5Le dernier thème (« Libraries ») s’ouvre avec un article général d’Adolph Grohmann (« Libraries and Bibliophiles in the Islamic East », p. 307-319) qui passe en revue les grandes bibliothèques et les prestigieuses collections de livres dont les sources islamiques médiévales nous gardent la trace. Les deux autres articles abordent des sujets plus précis. Ruth Stellhorn Mackensen (« Arabic Books and Libraries in the Umaiyad Period », p. 321-373) entend prendre le contrepied du jugement négatif qui prévaut dans l’historiographie arabe médiévale à l’encontre des califes omeyyades, en montrant que ceux-ci ont eu un intérêt réel pour la littérature et la production livresque, préparant ainsi le bouillonnement intellectuel de l’époque abbasside.

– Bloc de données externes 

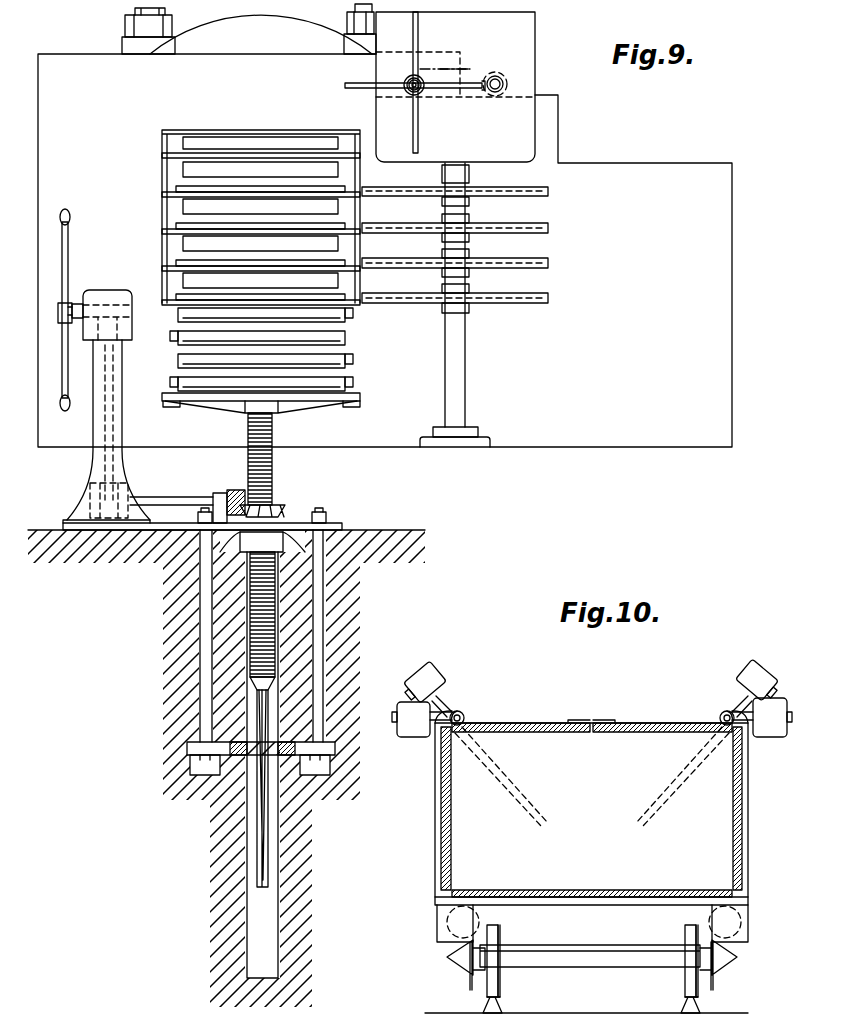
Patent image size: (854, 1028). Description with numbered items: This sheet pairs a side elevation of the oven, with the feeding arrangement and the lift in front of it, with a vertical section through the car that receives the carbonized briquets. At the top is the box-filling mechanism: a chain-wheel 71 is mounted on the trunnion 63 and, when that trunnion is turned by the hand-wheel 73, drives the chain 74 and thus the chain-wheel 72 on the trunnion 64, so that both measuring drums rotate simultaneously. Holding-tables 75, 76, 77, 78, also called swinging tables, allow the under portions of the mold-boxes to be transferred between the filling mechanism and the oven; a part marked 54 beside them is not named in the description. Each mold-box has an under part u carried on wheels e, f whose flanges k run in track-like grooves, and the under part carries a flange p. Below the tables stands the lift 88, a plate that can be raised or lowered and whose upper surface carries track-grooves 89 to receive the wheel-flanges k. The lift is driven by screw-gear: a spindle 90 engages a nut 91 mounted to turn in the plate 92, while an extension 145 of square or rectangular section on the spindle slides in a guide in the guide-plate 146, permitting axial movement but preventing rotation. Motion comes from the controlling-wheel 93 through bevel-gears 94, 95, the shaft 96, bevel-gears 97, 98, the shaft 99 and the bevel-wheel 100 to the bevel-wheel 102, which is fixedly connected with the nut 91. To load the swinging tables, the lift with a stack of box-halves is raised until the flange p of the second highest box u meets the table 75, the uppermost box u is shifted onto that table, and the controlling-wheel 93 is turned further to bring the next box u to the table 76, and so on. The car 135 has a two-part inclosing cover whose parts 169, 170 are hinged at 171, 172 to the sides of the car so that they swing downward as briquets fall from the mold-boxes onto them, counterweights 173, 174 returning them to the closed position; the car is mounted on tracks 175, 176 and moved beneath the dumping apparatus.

In FIG. 9, the standard or column 54 is at (458, 369).
In FIG. 9, the trunnion 63 is at (410, 90).
In FIG. 9, the trunnion 64 is at (497, 96).
In FIG. 9, the chain-wheel 71 is at (408, 79).
In FIG. 9, the chain-wheel 72 is at (500, 76).
In FIG. 9, the hand-wheel 73 is at (376, 84).
In FIG. 9, the chain 74 is at (470, 69).
In FIG. 9, the holding-table 75 is at (548, 299).
In FIG. 9, the holding-table 76 is at (548, 264).
In FIG. 9, the holding-table 77 is at (548, 229).
In FIG. 9, the holding-table 78 is at (407, 194).
In FIG. 9, the lift 88 is at (300, 401).
In FIG. 9, the track-grooves 89 is at (184, 407).
In FIG. 9, the screw-spindle 90 is at (273, 440).
In FIG. 9, the nut 91 is at (281, 520).
In FIG. 9, the plate 92 is at (270, 548).
In FIG. 9, the controlling-wheel 93 is at (73, 258).
In FIG. 9, the bevel-gear 94 is at (115, 292).
In FIG. 9, the bevel-gear 95 is at (100, 338).
In FIG. 9, the shaft 96 is at (105, 418).
In FIG. 9, the bevel-gear 97 is at (93, 487).
In FIG. 9, the bevel-gear 98 is at (120, 506).
In FIG. 9, the shaft 99 is at (170, 497).
In FIG. 9, the bevel-wheel 100 is at (236, 490).
In FIG. 9, the bevel-wheel 102 is at (280, 506).
In FIG. 10, the car 135 is at (445, 853).
In FIG. 9, the extension 145 is at (258, 850).
In FIG. 9, the guide-plate 146 is at (190, 749).
In FIG. 10, the cover part 169 is at (575, 733).
In FIG. 10, the cover part 170 is at (627, 733).
In FIG. 10, the hinge 171 is at (470, 709).
In FIG. 10, the hinge 172 is at (720, 715).
In FIG. 10, the counterweight 173 is at (432, 670).
In FIG. 10, the counterweight 174 is at (750, 671).
In FIG. 10, the track 175 is at (500, 999).
In FIG. 10, the track 176 is at (685, 1001).
In FIG. 9, the under part u is at (261, 345).
In FIG. 9, the wheel f is at (170, 337).
In FIG. 9, the wheel-flange k is at (170, 382).
In FIG. 9, the flange p is at (353, 315).
In FIG. 9, the wheel e is at (353, 360).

Dès l’époque omeyyade, le recours à l’écrit pour conserver la trace du savoir semble bien acquis, et la collecte de ces livres – terme qui, en arabe médiéval, peut désigner aussi bien de simples notes éparses qu’un ouvrage cohérent et ordonné – a donné naissance aux premières bibliothèques du monde arabo-musulman. Enfin, David Wasserstein (« The Library of al-Ḥakam II al-Mustanṣir and the Culture of Islamic Spain », p. 375-381) s’intéresse à la grande bibliothèque fondée par le calife de Cordoue al-Ḥakam II. Alors que l’on a longtemps considéré que ce goût pour le savoir et les livres ne faisait que confirmer le peu d’intérêt de ce souverain pour la vie politique, l’auteur suggère que cette bibliothèque était conçue comme l’instrument principal d’une politique culturelle consciemment élaborée par al-Ḥakam II, qui cherchait ainsi à affirmer la légitimité de son pouvoir et l’unité du jeune califat.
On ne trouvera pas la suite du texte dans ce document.